Testimony for the March
8, 2006 U.S. Environmental Protection Agency
Public Hearing Regarding Proposed Particulate Matter Standards (Docket ID No.
OAR-2001-0017)
Nathan Willcox, Energy & Clean
Air Advocate
PennEnvironment
Good afternoon. My
name is Nathan Willcox, and I am the energy and clean air advocate with PennEnvironment. PennEnvironment is a statewide non-profit and
non-partisan environmental advocacy organization with more than 18,000 citizen
members across Pennsylvania.
Thank you for giving me the opportunity to testify today. I am here to urge you to heed the scientific
community and protect public health by substantially strengthening the air
quality standards for fine particle soot pollution.
Fine particle soot is the nation’s deadliest air pollutant
and one of its most pervasive. Fine
particles can lodge deep in the lungs
or even enter the bloodstream, causing serious
respiratory and cardiovascular problems such as asthma attacks, heart attacks,
lung cancer, and strokes.
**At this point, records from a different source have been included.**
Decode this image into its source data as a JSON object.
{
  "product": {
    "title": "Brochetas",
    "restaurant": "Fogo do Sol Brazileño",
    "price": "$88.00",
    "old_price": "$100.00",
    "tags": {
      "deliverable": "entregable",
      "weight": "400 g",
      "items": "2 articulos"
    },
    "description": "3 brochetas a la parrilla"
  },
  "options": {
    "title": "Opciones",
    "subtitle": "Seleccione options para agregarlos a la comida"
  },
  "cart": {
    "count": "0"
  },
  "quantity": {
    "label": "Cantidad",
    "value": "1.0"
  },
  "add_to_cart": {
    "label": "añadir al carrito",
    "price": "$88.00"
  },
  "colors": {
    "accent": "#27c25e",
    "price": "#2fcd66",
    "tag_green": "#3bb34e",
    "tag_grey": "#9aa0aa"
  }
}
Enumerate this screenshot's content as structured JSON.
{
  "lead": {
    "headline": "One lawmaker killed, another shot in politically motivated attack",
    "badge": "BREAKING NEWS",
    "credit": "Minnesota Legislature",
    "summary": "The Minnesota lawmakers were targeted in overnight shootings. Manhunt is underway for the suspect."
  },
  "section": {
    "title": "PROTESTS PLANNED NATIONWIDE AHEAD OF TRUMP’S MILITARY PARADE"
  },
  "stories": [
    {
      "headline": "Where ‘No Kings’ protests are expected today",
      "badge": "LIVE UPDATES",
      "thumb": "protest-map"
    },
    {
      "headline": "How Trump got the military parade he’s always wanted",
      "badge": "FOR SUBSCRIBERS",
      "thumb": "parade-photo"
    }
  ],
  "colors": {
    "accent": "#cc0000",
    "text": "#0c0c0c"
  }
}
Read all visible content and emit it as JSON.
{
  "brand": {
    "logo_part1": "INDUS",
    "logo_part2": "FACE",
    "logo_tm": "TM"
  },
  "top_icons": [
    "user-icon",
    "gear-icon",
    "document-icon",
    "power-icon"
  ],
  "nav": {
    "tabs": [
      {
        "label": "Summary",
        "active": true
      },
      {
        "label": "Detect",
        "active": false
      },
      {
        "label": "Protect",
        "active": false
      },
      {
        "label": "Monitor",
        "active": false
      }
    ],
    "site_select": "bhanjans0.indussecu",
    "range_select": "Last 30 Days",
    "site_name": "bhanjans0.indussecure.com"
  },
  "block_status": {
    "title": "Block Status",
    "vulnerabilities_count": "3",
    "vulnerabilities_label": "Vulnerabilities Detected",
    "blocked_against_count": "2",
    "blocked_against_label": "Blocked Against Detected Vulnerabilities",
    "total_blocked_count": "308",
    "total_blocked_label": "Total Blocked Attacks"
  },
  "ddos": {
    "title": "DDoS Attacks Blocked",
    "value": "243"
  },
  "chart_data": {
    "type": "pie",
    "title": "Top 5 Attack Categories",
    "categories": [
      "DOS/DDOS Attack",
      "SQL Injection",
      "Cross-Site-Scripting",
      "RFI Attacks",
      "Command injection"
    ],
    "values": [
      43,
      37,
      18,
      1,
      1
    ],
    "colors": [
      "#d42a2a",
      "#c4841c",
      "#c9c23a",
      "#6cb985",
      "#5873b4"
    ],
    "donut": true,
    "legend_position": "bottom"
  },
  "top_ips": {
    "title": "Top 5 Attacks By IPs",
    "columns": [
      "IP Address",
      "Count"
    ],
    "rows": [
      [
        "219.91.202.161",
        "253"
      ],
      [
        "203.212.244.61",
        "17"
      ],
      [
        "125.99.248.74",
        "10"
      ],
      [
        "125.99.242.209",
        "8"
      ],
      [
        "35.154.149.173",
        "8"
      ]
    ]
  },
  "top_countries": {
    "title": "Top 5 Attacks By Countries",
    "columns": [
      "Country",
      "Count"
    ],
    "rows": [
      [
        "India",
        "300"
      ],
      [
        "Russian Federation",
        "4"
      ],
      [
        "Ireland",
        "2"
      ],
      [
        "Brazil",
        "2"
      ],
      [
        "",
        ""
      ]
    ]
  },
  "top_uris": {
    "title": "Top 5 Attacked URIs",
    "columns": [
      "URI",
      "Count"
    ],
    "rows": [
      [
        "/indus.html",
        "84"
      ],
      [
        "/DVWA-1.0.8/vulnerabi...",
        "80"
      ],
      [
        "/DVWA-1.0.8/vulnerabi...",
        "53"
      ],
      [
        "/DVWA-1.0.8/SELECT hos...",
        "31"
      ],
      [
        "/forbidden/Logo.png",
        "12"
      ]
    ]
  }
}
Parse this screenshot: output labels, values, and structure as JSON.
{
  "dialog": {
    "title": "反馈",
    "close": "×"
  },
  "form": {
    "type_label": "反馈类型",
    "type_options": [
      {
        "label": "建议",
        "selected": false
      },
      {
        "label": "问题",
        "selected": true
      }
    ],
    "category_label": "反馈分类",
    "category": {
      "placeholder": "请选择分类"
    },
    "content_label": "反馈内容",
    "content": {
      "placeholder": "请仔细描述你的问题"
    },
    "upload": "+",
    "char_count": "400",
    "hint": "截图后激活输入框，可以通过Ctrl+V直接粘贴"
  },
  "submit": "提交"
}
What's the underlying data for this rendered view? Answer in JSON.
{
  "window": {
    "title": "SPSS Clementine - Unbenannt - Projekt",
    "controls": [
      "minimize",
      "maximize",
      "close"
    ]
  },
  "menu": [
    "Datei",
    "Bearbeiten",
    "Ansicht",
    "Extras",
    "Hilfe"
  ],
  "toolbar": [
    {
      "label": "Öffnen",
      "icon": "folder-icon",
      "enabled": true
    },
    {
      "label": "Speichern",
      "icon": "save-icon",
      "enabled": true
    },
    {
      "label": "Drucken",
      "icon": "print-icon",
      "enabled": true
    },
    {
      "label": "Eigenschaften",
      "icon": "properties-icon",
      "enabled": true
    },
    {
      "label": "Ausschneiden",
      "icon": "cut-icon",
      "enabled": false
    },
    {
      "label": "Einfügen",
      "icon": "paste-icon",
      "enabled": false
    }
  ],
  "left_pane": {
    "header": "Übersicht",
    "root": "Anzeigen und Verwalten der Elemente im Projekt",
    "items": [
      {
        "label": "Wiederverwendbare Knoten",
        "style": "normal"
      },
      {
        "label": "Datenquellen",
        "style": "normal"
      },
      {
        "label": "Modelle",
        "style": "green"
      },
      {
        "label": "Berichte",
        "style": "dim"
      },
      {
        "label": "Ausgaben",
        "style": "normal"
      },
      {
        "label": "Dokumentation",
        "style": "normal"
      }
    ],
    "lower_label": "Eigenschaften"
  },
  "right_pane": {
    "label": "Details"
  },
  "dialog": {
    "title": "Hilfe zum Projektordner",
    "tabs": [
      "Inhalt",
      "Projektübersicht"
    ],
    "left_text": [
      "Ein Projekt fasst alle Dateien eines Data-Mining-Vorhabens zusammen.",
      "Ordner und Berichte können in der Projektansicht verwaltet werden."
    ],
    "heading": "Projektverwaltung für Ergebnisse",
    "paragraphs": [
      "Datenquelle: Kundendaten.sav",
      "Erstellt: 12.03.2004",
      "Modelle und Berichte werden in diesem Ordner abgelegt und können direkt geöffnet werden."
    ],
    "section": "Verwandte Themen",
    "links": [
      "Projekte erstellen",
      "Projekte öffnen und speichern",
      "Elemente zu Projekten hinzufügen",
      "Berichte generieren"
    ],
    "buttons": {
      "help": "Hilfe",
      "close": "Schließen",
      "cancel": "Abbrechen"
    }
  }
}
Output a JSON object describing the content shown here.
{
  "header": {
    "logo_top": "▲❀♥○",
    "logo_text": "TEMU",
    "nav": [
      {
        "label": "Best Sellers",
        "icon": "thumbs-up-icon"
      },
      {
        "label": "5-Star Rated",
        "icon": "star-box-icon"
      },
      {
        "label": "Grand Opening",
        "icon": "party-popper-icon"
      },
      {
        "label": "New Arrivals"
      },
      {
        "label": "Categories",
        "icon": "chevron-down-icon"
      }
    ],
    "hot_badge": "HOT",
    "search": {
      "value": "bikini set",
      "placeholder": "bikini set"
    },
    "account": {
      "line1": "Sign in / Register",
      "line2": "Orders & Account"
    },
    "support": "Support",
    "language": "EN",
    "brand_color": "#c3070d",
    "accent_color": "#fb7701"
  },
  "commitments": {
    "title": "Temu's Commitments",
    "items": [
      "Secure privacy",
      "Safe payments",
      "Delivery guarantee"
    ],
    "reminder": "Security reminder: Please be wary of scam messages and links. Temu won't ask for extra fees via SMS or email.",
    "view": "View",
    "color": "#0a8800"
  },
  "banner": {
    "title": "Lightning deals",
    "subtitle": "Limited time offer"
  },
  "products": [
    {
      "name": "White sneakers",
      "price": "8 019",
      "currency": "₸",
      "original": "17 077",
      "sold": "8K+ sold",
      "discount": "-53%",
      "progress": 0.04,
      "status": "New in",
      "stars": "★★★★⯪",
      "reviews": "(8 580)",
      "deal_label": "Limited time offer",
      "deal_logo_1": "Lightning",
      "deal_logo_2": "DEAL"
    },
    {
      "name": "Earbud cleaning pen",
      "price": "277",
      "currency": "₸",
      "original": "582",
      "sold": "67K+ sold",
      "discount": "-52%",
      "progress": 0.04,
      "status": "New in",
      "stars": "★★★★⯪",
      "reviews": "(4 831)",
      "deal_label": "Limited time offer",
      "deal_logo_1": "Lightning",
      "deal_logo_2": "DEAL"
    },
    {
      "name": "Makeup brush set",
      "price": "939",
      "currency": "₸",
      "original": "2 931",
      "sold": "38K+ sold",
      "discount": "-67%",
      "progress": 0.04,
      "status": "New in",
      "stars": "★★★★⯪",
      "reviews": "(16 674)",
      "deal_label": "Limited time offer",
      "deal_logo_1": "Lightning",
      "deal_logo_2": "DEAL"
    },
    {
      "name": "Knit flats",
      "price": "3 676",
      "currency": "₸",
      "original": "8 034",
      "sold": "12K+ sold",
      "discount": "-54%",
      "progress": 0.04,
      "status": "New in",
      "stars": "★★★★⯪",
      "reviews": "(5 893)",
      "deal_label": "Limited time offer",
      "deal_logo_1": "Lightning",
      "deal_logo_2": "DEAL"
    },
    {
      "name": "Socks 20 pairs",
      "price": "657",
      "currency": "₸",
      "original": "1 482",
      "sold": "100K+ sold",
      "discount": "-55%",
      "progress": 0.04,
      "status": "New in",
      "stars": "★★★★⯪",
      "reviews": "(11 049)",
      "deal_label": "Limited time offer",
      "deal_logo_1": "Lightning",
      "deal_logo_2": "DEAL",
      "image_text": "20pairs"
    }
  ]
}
These small particles
are so dangerous that they cause tens of thousands of premature deaths every
year, cutting off the lives of victims by an average of 14 years, according to one
EPA estimate. Combustion sources such as
coal-fired power plants and diesel engines are the largest source of fine
particles, which can fall close to home or travel thousands of miles through
the air.
While air quality has improved in the U.S. since the inception of the Clean
Air Act in 1970, by the EPA’s own count 88 million Americans still live in
areas with unsafe levels of soot pollution.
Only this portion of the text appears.